I entered the stationmaster's office at Liverpool Street one morning last week, with a pass to ride back to Thorpe on the engine of the Broadsman express, which now runs the 115 miles from London to Norwich in two hours. I asked how it was done, and I then learned that in the years since the war, while the railways have - in the opinion of certain season ticket holders of my acquaintance - been going to the dogs, they have been working miracles in the grim, dirty and constricted approaches to Liverpool Street. They have electrified the web of lines running out to the eastern and northern suburbs of London, and by means of a new electrical system of signalling have revolutionised the traffic. They have reinforced the track and strengthened the bridges between London and Norwich. They have introduced a new type of locomotive which will haul a 300-ton train at anything up to 90 miles an hour. And by the combination of all these means they have contrived, among other things, to knock ten minutes off the running time from London to Norwich.

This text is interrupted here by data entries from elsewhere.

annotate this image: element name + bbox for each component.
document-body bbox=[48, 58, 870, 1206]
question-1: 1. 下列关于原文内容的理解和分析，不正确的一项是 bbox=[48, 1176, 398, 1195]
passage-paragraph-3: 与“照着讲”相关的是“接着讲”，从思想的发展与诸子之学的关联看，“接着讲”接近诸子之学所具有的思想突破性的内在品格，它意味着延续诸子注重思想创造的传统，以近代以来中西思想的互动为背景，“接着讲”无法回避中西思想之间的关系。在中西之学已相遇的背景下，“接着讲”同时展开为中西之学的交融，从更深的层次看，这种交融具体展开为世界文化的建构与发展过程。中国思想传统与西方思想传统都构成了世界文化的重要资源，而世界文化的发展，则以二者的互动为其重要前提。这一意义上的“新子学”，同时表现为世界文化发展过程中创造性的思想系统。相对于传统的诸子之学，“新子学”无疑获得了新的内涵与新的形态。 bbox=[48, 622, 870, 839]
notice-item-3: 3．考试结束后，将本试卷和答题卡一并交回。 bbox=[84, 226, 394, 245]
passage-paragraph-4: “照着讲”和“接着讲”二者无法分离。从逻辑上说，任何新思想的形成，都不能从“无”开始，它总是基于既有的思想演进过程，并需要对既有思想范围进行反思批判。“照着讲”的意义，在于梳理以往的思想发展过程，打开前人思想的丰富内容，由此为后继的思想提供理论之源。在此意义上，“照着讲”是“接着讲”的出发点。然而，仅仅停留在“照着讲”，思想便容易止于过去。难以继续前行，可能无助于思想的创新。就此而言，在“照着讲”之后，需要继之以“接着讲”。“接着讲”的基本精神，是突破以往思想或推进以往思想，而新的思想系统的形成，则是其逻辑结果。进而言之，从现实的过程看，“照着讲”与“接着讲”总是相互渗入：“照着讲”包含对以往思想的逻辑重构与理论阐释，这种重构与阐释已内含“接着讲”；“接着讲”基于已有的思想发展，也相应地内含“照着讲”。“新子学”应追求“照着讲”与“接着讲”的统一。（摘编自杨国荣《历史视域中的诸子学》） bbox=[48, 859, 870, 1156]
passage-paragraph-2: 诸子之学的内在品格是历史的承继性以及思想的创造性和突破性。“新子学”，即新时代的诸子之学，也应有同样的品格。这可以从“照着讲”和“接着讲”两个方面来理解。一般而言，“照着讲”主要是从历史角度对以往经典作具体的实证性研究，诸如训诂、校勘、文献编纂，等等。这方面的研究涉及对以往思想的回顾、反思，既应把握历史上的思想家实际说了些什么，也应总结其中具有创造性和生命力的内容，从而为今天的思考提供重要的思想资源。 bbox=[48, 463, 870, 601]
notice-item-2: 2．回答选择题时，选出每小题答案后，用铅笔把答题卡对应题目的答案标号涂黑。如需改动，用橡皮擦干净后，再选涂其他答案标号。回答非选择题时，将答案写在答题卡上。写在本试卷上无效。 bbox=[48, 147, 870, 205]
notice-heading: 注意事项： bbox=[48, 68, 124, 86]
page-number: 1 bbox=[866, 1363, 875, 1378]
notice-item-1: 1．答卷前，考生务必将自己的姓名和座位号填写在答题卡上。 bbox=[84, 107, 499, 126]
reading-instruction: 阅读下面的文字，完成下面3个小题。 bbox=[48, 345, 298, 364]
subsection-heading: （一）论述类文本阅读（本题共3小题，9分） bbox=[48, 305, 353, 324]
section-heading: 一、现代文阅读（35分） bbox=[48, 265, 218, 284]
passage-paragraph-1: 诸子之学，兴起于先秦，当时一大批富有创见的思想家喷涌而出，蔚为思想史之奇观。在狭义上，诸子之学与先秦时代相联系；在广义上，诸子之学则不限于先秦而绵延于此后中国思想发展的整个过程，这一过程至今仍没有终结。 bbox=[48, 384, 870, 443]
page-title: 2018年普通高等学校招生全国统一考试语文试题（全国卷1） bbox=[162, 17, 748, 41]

It is a strictly practical business. They are after regularity - not records - and Loco Inspector Slater explained to me with due severity: 'We are not going to be three minutes early, nor three minutes late: we are going to be exactly on time.' Whereat Driver Harbord grinned and looked at the schedule of times chalked on the window of his cab, and fireman Freestone busied himself with a handful of cotton waste. As for me. I felt like a child out for a treat as No. 70007 - Class 7 Mixed Traffic locomotive - with her six six-foot driving wheels, and her train of nine coaches pulled out of Liverpool Street at 3.30, swore 'chuff-chuff-chuff-chuff!' at her load, and then settled down to her long haul up the gradient to Shenfield.

Railway engines have no speedometers. The driver times himself over sections of the track, and judges his speed by knowledge and experience. The section out of London into mid-Essex is the slowest and most subject to checks, but beyond Shenfield we had, as the inspector told me: 'Got our nose through the seven arches.' We roared through Ingatestone at 80 miles an hour, hooting at the stations and the gangs of platelayers —- for 70007 does not scream 'Pee-e-eep!' - she hoots 'Fore! Fore!' like a husky tenor on a golf course.

On the footplate the all-pervading sound is the enormous jarring rumble and clatter of 120 tons of locomotive rushing on steel wheels over steel rails. It shakes you from the heels to the teeth, but if you listen very carefully you can hear beneath it a 'rump-rump-rump' like a ship's engine and the 'chiffa-chiffa-chiffa' of the steam.

We slowed for the bend at Colchester, where the track ahead seems to wind like a snake; and there Driver Harbord spat on the window, wiped out all the chalked figures down to '4.23 CH', and gave me a wink of satisfaction. He looked at his watch now and again on the journey, but always with the air of a man confirming something he knew. He was dead on time.

At Ipswich we were, correctly according to schedule, three minutes ahead of the old timing. One minute was saved on station time in Ipswich - and we were away to clip off the other six minutes across the fields of Suffolk and Norfolk. The westering sun cast a shadow across plough and pasture of a racing engine with an immense plume of smoke. That, for me, was the gauge of our speed as we rushed down the gradient from Mellis to Tivetshall at 85 miles an hour. The engine is too huge and heavy a thing, and its acceleration too gradual, for its speed to be manifest in sensation. There is only that enormous jarring of iron wheels on iron road, and a little sway.

But at Tivetshall Driver Harbord spat again, and wiped all the remaining figures off the window. Fireman Freestone got a cake of green soap and washed his hands in a bucket of warm black water. It was all over bar the shouting, and we came to a stop in Thorpe Station at precisely 5.30 by Inspector Slater's infallible watch. I leapt from the footplate into the midst of my admiring family, and I wondered what they were laughing at until I got home and found I was as black as a sweep. I have never washed away more honoured grime.